Como tratar, então, um professor universitário que vai bêbado para as aulas e está sempre a ser objecto de queixas pelos alunos? Ou um general que anda sempre aos tiros para o ar e de pistola na mão? A sala de aula num caso, o comando de um regimento de artilharia, no outro, não são os locais mais apropriados para colocar estes homens.
Num acto de defesa pessoal e da instituição, e de caridade corporativa para com estes extraviados, os colegas elegem-nos para funções administrativas ou burocráticas, onde os danos causados pela sua radical incompetência ou falta de idoneidade pessoal são minimizados.
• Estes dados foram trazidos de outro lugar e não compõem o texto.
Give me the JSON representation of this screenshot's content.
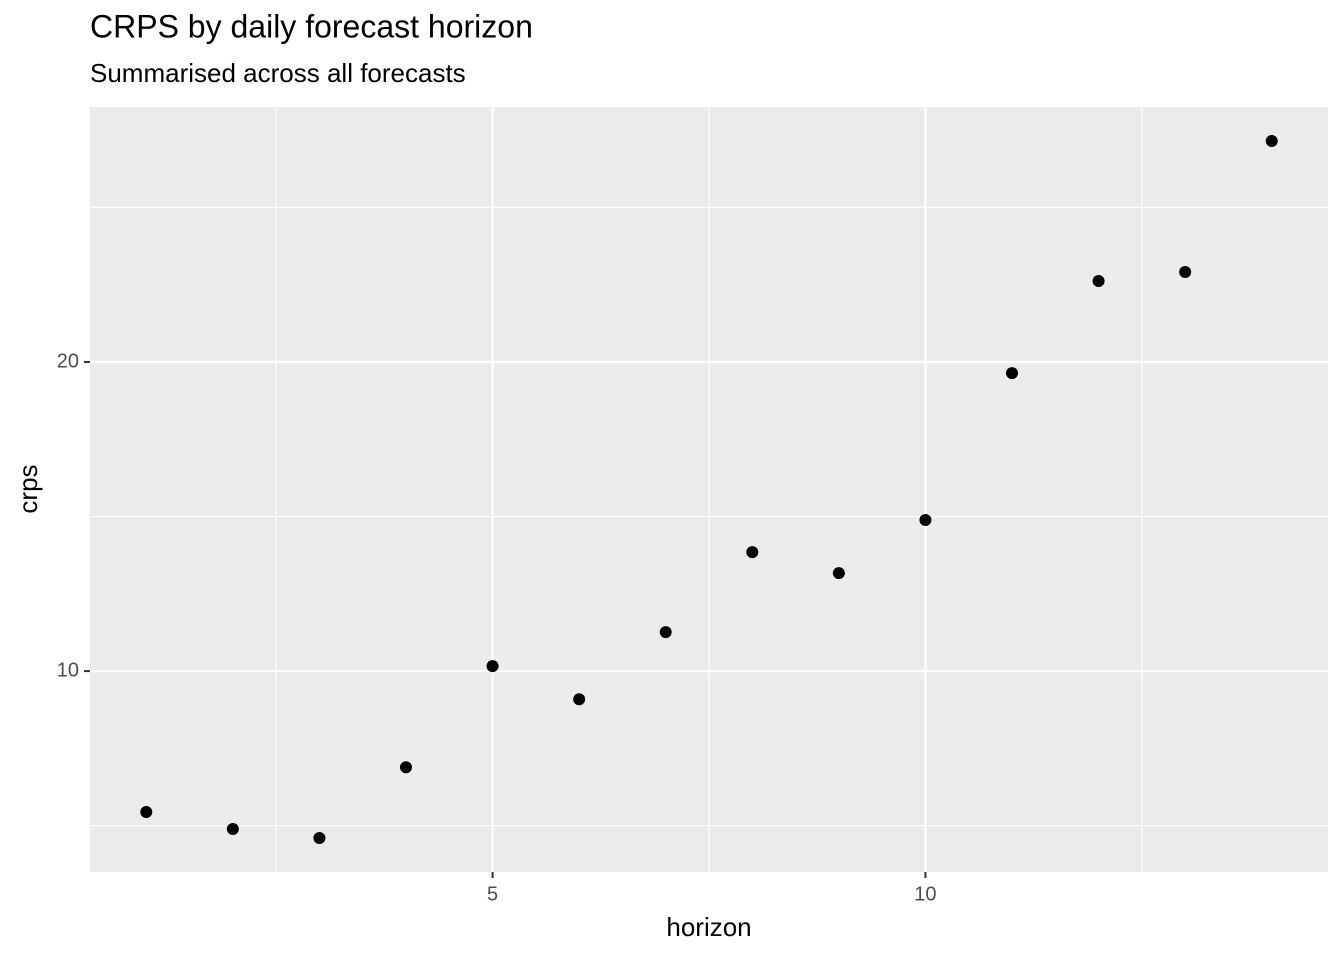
{
  "chart_data": {
    "type": "scatter",
    "title": "CRPS by daily forecast horizon",
    "subtitle": "Summarised across all forecasts",
    "x_label": "horizon",
    "y_label": "crps",
    "x": [
      1,
      2,
      3,
      4,
      5,
      6,
      7,
      8,
      9,
      10,
      11,
      12,
      13,
      14
    ],
    "series": [
      {
        "color": "#000000",
        "values": [
          5.44,
          4.89,
          4.6,
          6.89,
          10.16,
          9.09,
          11.26,
          13.85,
          13.17,
          14.89,
          19.64,
          22.62,
          22.91,
          27.15
        ]
      }
    ],
    "xlim": [
      0.35,
      14.65
    ],
    "ylim": [
      3.5,
      28.25
    ],
    "xticks": [
      5,
      10
    ],
    "yticks": [
      10,
      20
    ],
    "x_minor_ticks": [
      2.5,
      7.5,
      12.5
    ],
    "y_minor_ticks": [
      5,
      15,
      25
    ],
    "grid": true
  }
}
O universitário é eleito para presidente do gabinete que investiga a sonolência das cobras nas Ilhas Berlengas, e o general vai comandar a Divisão de Contabilidade e Administração do Quartel.
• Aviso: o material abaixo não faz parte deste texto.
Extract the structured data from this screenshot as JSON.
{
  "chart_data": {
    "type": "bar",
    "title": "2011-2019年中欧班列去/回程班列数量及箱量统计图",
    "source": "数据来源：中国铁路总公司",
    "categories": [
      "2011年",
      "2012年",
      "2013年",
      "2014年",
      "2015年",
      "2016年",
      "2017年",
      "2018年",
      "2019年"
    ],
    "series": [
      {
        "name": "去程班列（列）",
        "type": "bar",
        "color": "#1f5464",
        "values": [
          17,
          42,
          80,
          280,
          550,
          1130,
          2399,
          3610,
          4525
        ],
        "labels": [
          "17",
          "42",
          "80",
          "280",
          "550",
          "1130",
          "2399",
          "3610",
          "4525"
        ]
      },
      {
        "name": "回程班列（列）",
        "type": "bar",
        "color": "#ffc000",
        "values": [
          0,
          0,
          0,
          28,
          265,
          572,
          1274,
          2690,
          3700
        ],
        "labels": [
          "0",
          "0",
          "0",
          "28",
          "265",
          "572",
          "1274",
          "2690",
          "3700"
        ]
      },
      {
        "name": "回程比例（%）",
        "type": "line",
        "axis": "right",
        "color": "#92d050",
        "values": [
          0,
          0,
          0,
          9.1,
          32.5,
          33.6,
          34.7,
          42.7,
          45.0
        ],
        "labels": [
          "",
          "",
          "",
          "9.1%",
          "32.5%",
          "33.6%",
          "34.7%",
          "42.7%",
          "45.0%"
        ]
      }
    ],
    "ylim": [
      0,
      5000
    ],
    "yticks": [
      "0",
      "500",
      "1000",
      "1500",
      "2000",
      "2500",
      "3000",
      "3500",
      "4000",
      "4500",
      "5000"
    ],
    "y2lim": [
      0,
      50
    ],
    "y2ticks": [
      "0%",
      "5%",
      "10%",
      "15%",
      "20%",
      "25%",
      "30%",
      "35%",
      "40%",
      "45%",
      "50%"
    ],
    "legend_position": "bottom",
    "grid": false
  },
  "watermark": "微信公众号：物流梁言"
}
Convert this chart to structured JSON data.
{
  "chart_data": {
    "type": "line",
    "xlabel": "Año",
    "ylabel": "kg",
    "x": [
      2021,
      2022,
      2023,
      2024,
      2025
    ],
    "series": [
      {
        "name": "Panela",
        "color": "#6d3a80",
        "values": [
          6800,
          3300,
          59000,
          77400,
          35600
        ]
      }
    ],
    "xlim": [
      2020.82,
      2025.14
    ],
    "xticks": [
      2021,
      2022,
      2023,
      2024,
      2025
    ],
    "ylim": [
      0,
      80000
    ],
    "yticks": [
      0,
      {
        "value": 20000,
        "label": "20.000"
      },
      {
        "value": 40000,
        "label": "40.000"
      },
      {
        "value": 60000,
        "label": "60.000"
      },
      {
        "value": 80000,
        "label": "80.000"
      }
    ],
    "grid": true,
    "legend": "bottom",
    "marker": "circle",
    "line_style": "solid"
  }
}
Num tribunal, a questão põe-se de modo semelhante. O que fazer a um juiz que é conhecido por condenar um inocente a vinte anos de prisão; dar pancada no irmão; ameaçar pessoas com armas de fogo; decidir processos a favor da sua própria mulher; perseguir uma subordinada com processos disciplinares em catadupa que envergonham a justiça portuguesa a nível internacional; um juiz que tem enriquecido à custa das suas funções judiciais; que já foi suspenso e depois despedido das funções de inspector judicial; que já foi condenado pelo CSM por violação dos deveres de reserva e de lealdade; que põe processos judiciais a quem lhe aparece pela frente; que influencia juízes sob a sua avaliação para decidirem a seu favor; um juiz que foi sócio de um traficante e de quem se diz proteger o tráfico de droga?
O que fazer?
Os juízes do Supremo, logo após a sua tomada de posse, enfiaram-no na Secção Social onde se julgam processos de lana caprina. Nomeá-lo para uma Secção Criminal ou para uma Secção Cível é que não. Havia o risco de ele mandar inocentes para a cadeia, no primeiro caso, ou decidir processos com indemnizações milionárias a seu próprio favor, no segundo.
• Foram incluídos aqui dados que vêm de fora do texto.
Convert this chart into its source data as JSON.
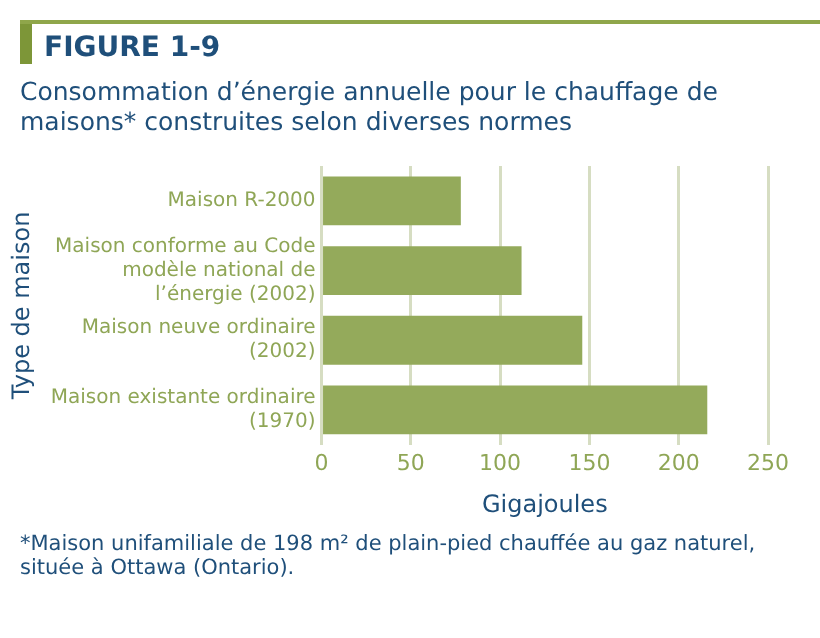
{
  "chart_data": {
    "type": "bar",
    "orientation": "horizontal",
    "subtitle": "FIGURE 1-9",
    "title": "Consommation d’énergie annuelle pour le chauffage de maisons* construites selon diverses normes",
    "categories": [
      "Maison R-2000",
      "Maison conforme au Code modèle national de l’énergie (2002)",
      "Maison neuve ordinaire (2002)",
      "Maison existante ordinaire (1970)"
    ],
    "values": [
      78,
      112,
      146,
      216
    ],
    "color": "#94aa5b",
    "xlim": [
      0,
      250
    ],
    "xticks": [
      0,
      50,
      100,
      150,
      200,
      250
    ],
    "grid": "x",
    "legend": false,
    "xlabel": "Gigajoules",
    "ylabel": "Type de maison",
    "annotations": [
      "*Maison unifamiliale de 198 m² de plain-pied chauffée au gaz naturel, située à Ottawa (Ontario)."
    ]
  }
}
No Tribunal da Relação do Porto já se tinha descoberto a solução desde há mais de cinco anos, onde por "unanimidade ou esmagadora maioria" os colegas elegiam o juiz Marcolino para presidente da 1ª Secção Criminal onde ele passava os dias ocupado com trabalho burocrático. Pô-lo a julgar é que não.
Por isso, os aplausos que se ouviram no final do discurso de tomada de posse do juiz Marcolino podem muito bem ter vindo dos seus colegas presentes - se alguns -, do Tribunal da Relação do Porto. Mas eram provavelmente aplausos de júbilo por, finalmente, se verem livres dele.